“Una sola cosa he pedido al Señor, y esto es lo que quiero:
vivir en la Casa del Señor todos los días de mi vida” (Sal 26,4)
En este año 2021, que marca el 20 aniversario de nuestra aprobación, queremos dedicar el artículo del 12 de abril, aniversario de la aparición de la Virgen de la Revelación, a Ella, a la Bella Señora de las Tres Fuentes, para expresarle, como sus hijas devotas todo nuestro amor y toda nuestra gratitud.
A menudo, cuando la comunidad se reúne, nos sorprendemos cómo el Señor nos ha traído aquí, en Roma, para ser parte de las Misioneras de la Divina Revelación y cómo, desde los lugares más diversos, nos ha reunido para llevar a cabo esta misión. Y así, sonriendo, pensamos en la fantasía del Espíritu Santo, que nos ha conducido a esta obra desde los sitios más varios: quien ha sido llamada por el Señor desde las filas de un coro profesional, quien, de abogada, quien, entre los directores de los bancos más importantes de Londres, quien entre los militares o incluso quien entre pupitres escolares. Luego están las que han dejado las playas tropicales de Brasil o las montañas nevadas de los Alpes italianos para venir aquí, a Roma, en el corazón de la Iglesia, el centro de la “romanidad”, para seguir al Señor que las llamó. Por no hablar de aquellas, en fin, ya muchas, que ni siquiera habían nacido en este importante 12 de abril de 1947 y que, en el momento de la aprobación de las Misioneras de la Divina Revelación, eran poco más que niñas, completamente inconscientes del plan futuro de Dios para ellas. Sin embargo, mientras nacimos, crecimos, trabajamos y nos sumergimos en mil y más cosas, la Santísima Virgen trabajó y preparó nuestra gran y hermosa familia y esto fue posible también gracias a la dedicación y al amor de tantas almas generosas llamadas antes que nosotras, a las cuales va nuestra eterna gratitud.
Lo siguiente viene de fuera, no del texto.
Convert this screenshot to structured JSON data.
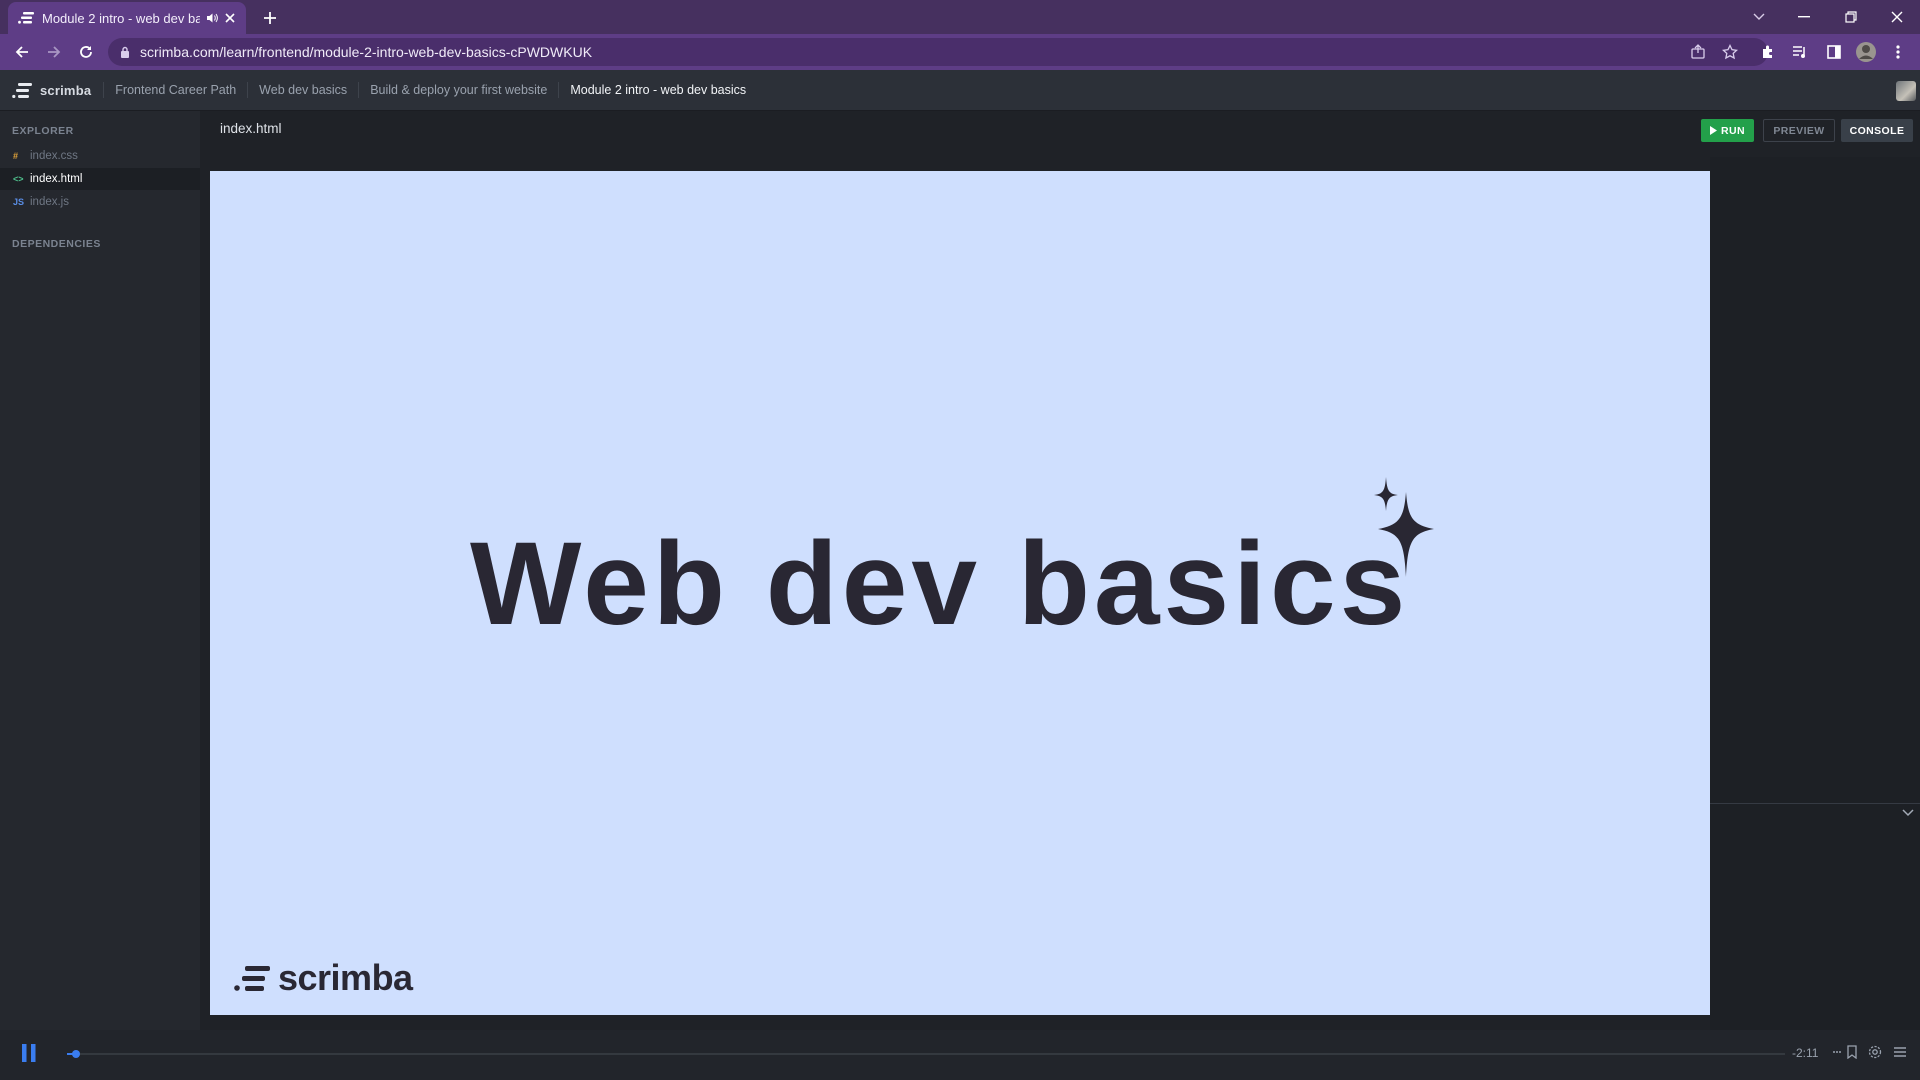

Bueno, sí. Estamos todas tan unidas, pero tan diferentes. Pero, en el camino que nos llevó al convento todas estábamos en busca del sentido de nuestra vida, de la verdad de nuestra existencia y de las raíces de nuestra fe. Una búsqueda iluminada por el amor a la Palabra de Dios, por la asistencia a los Sacramentos, por la confianza afectuosa a María Santísima y por la Iglesia. Cuando comprendimos que el Señor nos llamaba a la vida consagrada y que Él sería la Verdad de nuestra vida, el centro de nuestra existencia y el sentido de nuestro camino terrenal inmediatamente nació en nosotras el profundo deseo de anunciarlo a los hombres, de defenderlo y de hacerlo amar por todos. ¿Pero cómo hacerlo, prácticamente?
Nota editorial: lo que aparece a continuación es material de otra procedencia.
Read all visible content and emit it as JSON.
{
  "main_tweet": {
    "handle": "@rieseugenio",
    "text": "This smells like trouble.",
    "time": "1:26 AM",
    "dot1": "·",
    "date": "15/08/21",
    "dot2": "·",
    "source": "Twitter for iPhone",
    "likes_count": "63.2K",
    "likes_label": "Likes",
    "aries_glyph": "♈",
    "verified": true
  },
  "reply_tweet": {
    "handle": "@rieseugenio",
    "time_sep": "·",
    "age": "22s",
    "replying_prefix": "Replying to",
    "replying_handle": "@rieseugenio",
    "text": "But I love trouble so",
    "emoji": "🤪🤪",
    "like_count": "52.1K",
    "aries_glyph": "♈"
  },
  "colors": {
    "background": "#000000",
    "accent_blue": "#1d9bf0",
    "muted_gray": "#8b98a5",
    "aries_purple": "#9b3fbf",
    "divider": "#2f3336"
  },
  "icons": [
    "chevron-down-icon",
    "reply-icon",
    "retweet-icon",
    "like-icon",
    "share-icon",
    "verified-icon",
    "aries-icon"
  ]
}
Y es así como, a cada una de nosotras, aunque de diferente manera, las palabras de la Virgen de la Revelación nos iluminaron como un rayo: “Sean misioneros de la Palabra de Verdad”. Ser misioneras de esa Verdad que es su Hijo, de la Verdad de la Iglesia y de toda la Verdad de la Divina Revelación. Y es así como, siguiendo el ejemplo de nuestra Santísima Madre, también nosotras dijimos, cada una en su tiempo, nuestro “sí” a la voluntad de Dios, dejándonos llevar por la Divina Providencia a esta familia religiosa de las Misioneras de la Divina Revelación.
Después de haber cruzado para siempre la puerta del convento, comprendimos que nuestro corazón había encontrado la paz, había encontrado un hogar. Una casa querida por nuestro Señor, en honor a María Santísima, Virgen de la Revelación y acogida y aprobada por la Santa Madre Iglesia. ¿Qué más podemos decir en acción de gracias por estos veinte años de vida consagrada? Solo una oración que brota del corazón:
Oh, Señor, te pedí la Vida y tú me la concediste. El resto es un plus. El plus de la gracia y del amor con el que indignamente, cada día, nos embriagas.
Tu eres el Camino, la Verdad y la Vida,
nuestro camino, nuestra verdad y nuestra vida. Amén.